Aynı zamanda her türlü şiddete son verilmesi ve insani yardımların girişine izin verilmesi gerektiğinin altını çizen Sinirlioğlu, ''Şiddete başvuran failleri adalete teslim etmek de bu döngünün tekrarına son vermek açısından kritik öneme sahip.''diye konuştu.
AA'nın aktardığına göre, Sinirlioğlu, Türkiye'nin İİT adına AB ile ortaklaşa sunduğu tasarıda Myanmar’da yaşanan ciddi insan hakları ihlallerinin güçlü şekilde kınandığını ve hesap verebilirliğin temini için ihlallerin tam ve bağımsız şekilde soruşturulmasının talep edildiğini vurguladı.
Myanmar'ın Arakanlı Müslümanlar konusunda BM ile yaptığı iş birliğine de değinen Sinirlioğlu, ''Myanmar'ın bu adımları atarken samimiyetine hala inanmak istiyoruz.'' dedi.

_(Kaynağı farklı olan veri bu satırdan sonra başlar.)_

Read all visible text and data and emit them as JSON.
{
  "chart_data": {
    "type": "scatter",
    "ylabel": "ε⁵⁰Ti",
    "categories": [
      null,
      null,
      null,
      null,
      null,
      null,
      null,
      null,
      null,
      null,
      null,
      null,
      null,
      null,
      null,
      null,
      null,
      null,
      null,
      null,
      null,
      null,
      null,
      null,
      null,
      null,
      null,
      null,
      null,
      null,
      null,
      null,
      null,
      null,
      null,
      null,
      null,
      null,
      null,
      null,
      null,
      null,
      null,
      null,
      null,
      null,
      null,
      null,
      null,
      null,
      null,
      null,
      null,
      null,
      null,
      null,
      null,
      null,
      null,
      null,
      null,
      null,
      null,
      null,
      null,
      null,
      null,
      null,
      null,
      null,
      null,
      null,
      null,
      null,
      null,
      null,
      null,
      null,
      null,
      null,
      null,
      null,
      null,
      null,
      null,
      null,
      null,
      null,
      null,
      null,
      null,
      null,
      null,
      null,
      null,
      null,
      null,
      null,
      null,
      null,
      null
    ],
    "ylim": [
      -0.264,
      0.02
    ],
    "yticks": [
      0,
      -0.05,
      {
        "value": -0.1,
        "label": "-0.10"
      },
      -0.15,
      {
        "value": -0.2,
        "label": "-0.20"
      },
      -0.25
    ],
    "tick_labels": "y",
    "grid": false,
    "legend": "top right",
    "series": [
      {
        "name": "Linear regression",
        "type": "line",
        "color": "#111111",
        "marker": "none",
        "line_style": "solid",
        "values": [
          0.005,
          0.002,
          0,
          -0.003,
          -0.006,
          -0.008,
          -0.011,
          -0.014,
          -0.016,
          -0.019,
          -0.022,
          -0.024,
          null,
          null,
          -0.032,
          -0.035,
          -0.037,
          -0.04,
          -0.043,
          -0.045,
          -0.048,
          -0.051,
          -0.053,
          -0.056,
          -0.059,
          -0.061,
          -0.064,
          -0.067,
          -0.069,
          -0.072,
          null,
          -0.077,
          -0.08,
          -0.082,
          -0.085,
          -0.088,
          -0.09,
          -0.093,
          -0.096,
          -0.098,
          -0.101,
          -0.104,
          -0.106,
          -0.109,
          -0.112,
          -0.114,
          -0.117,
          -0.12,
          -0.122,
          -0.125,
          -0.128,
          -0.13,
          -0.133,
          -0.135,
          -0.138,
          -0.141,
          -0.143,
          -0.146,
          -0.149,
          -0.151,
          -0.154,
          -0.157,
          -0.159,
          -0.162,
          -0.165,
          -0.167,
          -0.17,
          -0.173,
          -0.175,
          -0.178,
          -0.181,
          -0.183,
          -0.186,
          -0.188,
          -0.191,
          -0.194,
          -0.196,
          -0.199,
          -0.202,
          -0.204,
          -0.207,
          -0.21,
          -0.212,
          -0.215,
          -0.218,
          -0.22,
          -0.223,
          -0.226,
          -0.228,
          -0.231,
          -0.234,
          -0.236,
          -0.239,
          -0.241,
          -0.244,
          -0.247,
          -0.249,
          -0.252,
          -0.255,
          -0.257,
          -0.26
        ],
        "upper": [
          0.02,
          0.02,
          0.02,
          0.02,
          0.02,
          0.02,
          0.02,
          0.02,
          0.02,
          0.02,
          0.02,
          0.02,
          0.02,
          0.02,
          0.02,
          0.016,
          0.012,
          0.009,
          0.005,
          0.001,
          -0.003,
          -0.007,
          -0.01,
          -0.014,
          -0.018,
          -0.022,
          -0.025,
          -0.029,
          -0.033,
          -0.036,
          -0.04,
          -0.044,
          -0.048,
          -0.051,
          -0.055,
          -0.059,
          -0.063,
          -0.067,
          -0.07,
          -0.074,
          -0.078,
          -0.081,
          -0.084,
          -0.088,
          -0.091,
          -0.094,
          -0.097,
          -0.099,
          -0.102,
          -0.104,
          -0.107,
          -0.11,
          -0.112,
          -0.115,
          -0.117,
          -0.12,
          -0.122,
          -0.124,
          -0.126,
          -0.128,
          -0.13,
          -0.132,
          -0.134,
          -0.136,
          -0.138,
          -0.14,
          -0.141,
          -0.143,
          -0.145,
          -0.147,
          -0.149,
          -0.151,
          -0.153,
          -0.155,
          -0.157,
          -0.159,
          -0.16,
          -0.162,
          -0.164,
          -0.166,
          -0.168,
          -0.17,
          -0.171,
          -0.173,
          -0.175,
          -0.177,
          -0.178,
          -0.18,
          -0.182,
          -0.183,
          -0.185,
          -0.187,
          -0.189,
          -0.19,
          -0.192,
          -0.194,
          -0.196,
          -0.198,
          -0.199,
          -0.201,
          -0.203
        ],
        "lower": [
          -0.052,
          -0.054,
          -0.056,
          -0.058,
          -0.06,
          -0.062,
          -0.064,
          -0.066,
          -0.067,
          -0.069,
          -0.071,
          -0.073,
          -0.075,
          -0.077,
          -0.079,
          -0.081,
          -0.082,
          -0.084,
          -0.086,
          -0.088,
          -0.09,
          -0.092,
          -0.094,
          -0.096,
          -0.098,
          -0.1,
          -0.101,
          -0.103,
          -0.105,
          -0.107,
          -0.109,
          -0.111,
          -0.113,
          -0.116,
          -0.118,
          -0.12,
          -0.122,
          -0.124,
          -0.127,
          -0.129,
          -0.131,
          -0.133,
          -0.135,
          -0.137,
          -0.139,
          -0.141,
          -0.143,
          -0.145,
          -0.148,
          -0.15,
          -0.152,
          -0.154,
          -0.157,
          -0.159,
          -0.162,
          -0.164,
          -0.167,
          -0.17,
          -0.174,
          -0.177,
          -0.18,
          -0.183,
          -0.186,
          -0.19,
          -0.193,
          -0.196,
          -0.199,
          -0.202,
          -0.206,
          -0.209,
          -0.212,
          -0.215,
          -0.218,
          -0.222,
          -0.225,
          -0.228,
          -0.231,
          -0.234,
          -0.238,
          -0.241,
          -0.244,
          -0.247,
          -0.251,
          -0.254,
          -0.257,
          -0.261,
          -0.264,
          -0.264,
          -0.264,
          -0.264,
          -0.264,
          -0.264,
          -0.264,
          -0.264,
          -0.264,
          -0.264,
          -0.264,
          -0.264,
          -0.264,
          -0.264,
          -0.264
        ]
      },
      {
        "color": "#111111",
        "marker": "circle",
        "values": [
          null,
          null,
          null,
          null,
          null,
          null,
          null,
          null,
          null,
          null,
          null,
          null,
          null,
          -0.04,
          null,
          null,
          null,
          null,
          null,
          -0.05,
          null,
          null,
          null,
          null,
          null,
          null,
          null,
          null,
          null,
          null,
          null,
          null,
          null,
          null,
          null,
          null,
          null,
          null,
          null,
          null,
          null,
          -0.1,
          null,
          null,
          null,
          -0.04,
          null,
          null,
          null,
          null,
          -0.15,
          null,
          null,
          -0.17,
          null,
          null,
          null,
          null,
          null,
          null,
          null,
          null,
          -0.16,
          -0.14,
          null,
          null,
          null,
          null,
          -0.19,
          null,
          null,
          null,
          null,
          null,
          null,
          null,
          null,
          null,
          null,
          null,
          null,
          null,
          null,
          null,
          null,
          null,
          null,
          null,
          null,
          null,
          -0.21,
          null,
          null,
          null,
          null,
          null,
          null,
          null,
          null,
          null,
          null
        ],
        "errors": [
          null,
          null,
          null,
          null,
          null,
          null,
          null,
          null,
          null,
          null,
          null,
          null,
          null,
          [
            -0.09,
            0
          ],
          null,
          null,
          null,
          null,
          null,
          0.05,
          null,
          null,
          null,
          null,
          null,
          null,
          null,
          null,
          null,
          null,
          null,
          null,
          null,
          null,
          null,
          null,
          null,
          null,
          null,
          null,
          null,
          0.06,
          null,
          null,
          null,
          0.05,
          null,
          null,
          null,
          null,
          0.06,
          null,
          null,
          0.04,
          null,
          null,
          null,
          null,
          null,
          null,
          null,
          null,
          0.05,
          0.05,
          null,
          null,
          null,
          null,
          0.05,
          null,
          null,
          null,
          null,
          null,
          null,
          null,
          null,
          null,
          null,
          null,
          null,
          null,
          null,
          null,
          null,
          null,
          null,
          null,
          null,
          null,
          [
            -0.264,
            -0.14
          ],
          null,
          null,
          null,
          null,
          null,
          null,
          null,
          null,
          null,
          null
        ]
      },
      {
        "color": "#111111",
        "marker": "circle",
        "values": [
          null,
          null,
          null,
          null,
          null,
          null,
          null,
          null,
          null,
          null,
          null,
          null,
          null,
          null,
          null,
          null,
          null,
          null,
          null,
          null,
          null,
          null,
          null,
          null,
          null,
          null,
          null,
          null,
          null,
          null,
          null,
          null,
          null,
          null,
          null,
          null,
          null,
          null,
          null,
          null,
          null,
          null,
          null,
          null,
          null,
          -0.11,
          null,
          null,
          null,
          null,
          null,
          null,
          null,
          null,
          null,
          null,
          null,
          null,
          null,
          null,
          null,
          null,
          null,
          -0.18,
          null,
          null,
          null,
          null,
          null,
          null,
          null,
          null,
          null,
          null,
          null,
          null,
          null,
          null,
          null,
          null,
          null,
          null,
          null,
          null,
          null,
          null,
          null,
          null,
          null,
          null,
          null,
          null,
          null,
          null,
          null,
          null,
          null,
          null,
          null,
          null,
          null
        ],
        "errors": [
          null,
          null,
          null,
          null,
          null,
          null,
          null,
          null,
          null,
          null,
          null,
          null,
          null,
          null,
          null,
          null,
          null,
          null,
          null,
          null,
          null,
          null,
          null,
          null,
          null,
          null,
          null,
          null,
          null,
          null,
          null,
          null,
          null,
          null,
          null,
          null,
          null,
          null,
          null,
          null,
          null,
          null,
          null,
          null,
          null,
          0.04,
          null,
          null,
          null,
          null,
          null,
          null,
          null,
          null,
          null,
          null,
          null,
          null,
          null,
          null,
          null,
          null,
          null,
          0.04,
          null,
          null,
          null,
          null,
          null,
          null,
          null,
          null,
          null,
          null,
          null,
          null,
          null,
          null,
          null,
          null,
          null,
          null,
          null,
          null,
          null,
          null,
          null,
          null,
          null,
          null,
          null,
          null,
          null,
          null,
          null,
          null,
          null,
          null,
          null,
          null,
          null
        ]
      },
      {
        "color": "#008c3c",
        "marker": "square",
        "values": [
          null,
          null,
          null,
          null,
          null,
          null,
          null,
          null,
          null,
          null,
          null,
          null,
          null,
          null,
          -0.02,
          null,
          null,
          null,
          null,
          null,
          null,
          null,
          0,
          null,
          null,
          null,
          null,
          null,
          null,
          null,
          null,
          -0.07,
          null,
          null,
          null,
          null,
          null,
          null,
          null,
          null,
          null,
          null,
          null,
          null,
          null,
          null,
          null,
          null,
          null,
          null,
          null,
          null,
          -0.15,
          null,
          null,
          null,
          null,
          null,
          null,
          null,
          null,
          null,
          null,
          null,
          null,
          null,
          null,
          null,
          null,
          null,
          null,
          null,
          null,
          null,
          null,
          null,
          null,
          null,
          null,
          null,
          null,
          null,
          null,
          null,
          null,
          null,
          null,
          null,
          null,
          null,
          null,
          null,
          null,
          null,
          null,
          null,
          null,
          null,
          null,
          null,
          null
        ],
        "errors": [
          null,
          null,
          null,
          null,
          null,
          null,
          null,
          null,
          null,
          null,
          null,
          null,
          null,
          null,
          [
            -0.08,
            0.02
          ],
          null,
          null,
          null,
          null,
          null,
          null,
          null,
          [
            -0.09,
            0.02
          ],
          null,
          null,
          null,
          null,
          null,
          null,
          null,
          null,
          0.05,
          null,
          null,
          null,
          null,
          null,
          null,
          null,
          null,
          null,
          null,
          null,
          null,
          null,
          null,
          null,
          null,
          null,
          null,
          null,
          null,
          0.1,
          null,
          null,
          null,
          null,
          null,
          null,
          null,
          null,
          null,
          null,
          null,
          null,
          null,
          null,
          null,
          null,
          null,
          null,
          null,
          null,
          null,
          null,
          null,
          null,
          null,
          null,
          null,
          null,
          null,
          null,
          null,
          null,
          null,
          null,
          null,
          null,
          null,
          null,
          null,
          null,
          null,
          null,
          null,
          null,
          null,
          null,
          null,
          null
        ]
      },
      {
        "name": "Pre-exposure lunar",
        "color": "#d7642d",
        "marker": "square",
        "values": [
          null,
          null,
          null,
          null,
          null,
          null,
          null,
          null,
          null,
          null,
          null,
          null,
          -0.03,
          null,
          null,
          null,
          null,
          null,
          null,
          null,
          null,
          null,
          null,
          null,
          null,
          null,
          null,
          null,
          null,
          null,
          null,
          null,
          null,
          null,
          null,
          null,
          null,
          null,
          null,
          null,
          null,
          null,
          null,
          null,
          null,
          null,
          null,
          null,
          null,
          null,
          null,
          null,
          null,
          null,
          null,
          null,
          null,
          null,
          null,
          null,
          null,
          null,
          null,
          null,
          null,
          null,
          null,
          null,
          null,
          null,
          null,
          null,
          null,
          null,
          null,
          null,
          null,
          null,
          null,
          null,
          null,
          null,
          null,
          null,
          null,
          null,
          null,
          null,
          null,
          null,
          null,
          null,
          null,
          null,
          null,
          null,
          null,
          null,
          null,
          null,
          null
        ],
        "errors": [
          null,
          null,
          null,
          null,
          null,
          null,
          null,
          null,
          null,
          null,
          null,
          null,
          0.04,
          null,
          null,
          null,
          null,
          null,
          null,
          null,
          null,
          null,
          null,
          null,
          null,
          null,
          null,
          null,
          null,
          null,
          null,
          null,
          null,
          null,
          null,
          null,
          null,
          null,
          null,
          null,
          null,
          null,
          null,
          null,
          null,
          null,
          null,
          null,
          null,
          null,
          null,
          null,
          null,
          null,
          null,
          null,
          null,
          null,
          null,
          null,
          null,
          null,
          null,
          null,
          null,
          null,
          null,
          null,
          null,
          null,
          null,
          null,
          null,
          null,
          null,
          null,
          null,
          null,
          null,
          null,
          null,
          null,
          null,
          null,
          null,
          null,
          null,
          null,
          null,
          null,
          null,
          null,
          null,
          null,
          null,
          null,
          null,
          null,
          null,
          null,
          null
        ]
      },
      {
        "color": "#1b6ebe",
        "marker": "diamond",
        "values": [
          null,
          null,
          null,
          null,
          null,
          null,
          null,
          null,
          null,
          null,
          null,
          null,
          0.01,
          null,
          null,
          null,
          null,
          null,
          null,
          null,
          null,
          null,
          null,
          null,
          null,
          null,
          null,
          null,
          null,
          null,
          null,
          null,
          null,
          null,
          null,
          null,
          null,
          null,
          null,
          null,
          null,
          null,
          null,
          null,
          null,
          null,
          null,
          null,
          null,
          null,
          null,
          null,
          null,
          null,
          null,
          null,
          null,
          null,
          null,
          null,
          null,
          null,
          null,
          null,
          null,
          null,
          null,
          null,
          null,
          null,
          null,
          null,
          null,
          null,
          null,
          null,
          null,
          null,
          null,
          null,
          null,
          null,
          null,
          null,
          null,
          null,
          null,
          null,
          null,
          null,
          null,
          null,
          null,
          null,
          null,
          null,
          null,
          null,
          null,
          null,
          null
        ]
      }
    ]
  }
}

Arakanlıların geri dönüşünün Bangladeş'teki bir mülteci kampından ayrılıp Myanmar'da başka bir kampa yerleşecek şekilde olamayacağını da belirten Sinirlioğlu, Arakanlıların evleri neredeyse oraya dönmesi ve temel haklarının garanti altına alınması gerektiğinin altını çizdi.